W tym świecie, który tak wciąż gna, ciągle przyspiesza, w którym nie ma miejsca na nudę, brzydotę ani przeciętność, ja mam jakąś rebeliancką potrzebę, by bronić tych burych tygodni przed atakiem bałwanków, jelonków, przed oślepiającym blaskiem migających lampek. Sądziłam, że nie ma gorszego materiału na ambasadorkę później jesieni niż moja ciepłolubna osoba, a jednak. Bo nie znoszę, gdy mi się narzuca tempo, w którym ja nie chcę biec. Nie cierpię, gdy mi się zabiera coś bez pytania. Będę sobie celebrować więc ten sezon dyniowo – cynamonowy, herbaciany, szaro – bury. Będę gotować i nosić się jesiennie, będę listopadowo zamulać, polegiwać albo snuć się wśród mgieł. No wkurzyli mnie, robię tartę dyniową, odpalam korzenną świecę, na przekór bałwankom zostaję jesieniarą!
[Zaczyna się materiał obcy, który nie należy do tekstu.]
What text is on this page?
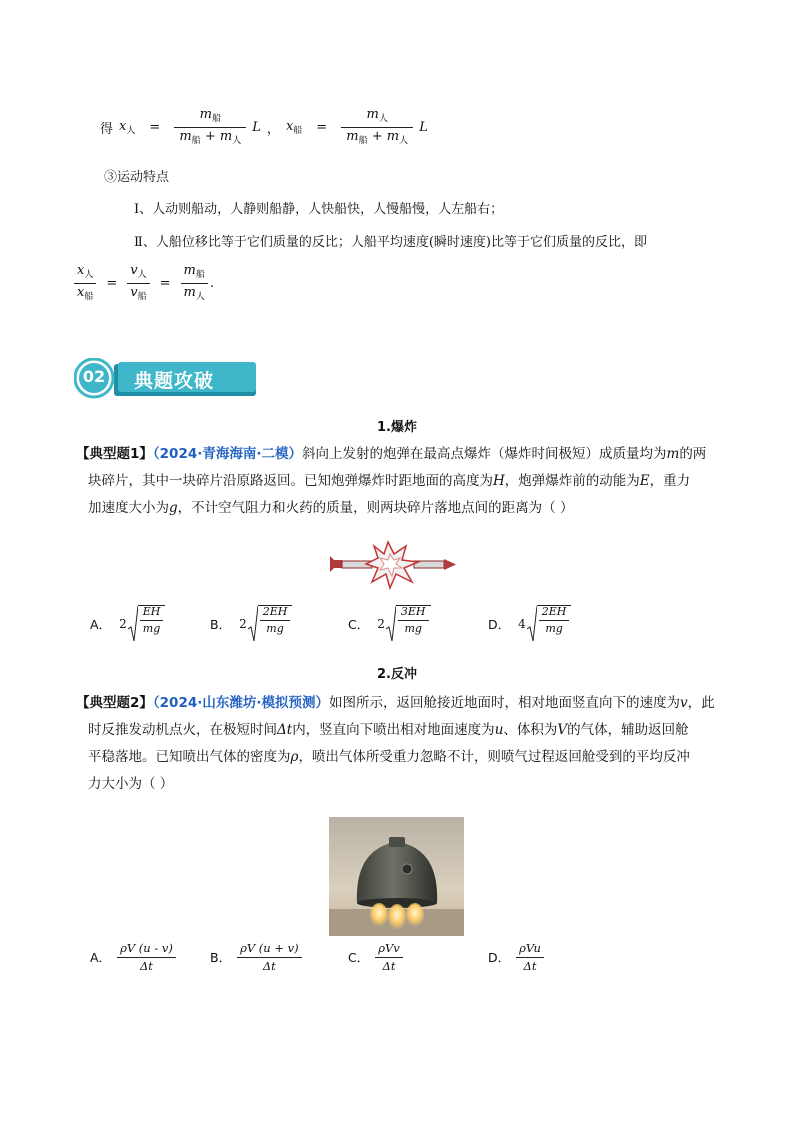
得 $x_人 = \frac{m_船}{m_船 + m_人}$ L ， $x_船 = \frac{m_人}{m_船 + m_人}$ L
③运动特点
Ⅰ、人动则船动，人静则船静，人快船快，人慢船慢，人左船右；
Ⅱ、人船位移比等于它们质量的反比；人船平均速度(瞬时速度)比等于它们质量的反比，即
$\frac{x_人}{x_船} = \frac{v_人}{v_船} = \frac{m_船}{m_人}$ .
02 典题攻破
1.爆炸
【典型题1】（2024·青海海南·二模）斜向上发射的炮弹在最高点爆炸（爆炸时间极短）成质量均为m的两
块碎片，其中一块碎片沿原路返回。已知炮弹爆炸时距地面的高度为H，炮弹爆炸前的动能为E，重力
加速度大小为g，不计空气阻力和火药的质量，则两块碎片落地点间的距离为（ ）
A． $2 \frac{EH}{mg}$	B． $2 \frac{2EH}{mg}$	C． $2 \frac{3EH}{mg}$	D． $4 \frac{2EH}{mg}$
2.反冲
【典型题2】（2024·山东潍坊·模拟预测）如图所示，返回舱接近地面时，相对地面竖直向下的速度为v，此
时反推发动机点火，在极短时间Δt内，竖直向下喷出相对地面速度为u、体积为V的气体，辅助返回舱
平稳落地。已知喷出气体的密度为ρ，喷出气体所受重力忽略不计，则喷气过程返回舱受到的平均反冲
力大小为（ ）
A． $\frac{\rho V (u - v)}{\Delta t}$	B． $\frac{\rho V (u + v)}{\Delta t}$	C． $\frac{\text{ρVv}}{\Delta t}$	D． $\frac{\text{ρVu}}{\Delta t}$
KORZENNA TARTA DYNIOWA Z PRALINĄ Z ORZECHÓW PEKAN
Składniki:
na spód
- 200 g mąki pszennej
- 100 g mąki gryczanej (nie jest konieczna, jednak nadaje fajny, orzechowy posmak, można użyć 300 g mąki pszennej)
- 200 g masła
- 100 g cukru pudru
- 1 jajko
na krem:
- 400 g puree z 1 małej dyni hokkaido (o wadze na surowo ok. 800 g – 1 kg)
- 3 jajka
- 80 g brązowego cukru
- 1 łyżeczka cynamonu
- 1/2 łyżeczki imbiru
- 1/3 łyżeczki mielonych goździków
- 1/3 łyżeczki gałki muszkatołowej
pralina:
- 100 g orzechów pekan
- 2 łyżki masła
- 2 łyżki syropu klonowego
- szczypta cynamonu
- szczypta soli
Przygotowanie:
- dynię umyć, wydrążyć, pokroić w kostkę (ze skórą), skropić olejem
- piec 30 minut w temperaturze 180 st. (góra – dół) – dynia nie powinna się zrumienić, a stracić jak najwięcej wody, należy wyjąć blachę, gdy jej kawałki będą miękkie i dosyć suche
- upieczoną dynię wystudzić i zblendować na gładki mus, odstawić
- z podanych składników zagnieść ciasto, zwartą kulę schłodzić przez kwadrans w lodówce, a następnie wylepić nim formę do tarty
- podpiec spód w temp. 180 st. (góra – dół), do lekkiego zrumienienia, przestudzić
- ubić jajka z brązowym cukrem na puszystą, jasną masę, dodać wszystkie przyprawy i dyniowe puree, dokładnie zmiksować
- w rondelku rozpuścić masło z syropem klonowym, lekko zbrązowić, gdy zacznie mocno pachnieć i zabąbluje, wsypać orzechy (najlepiej nieco przełamane wzdłuż lub lekko przesiekane)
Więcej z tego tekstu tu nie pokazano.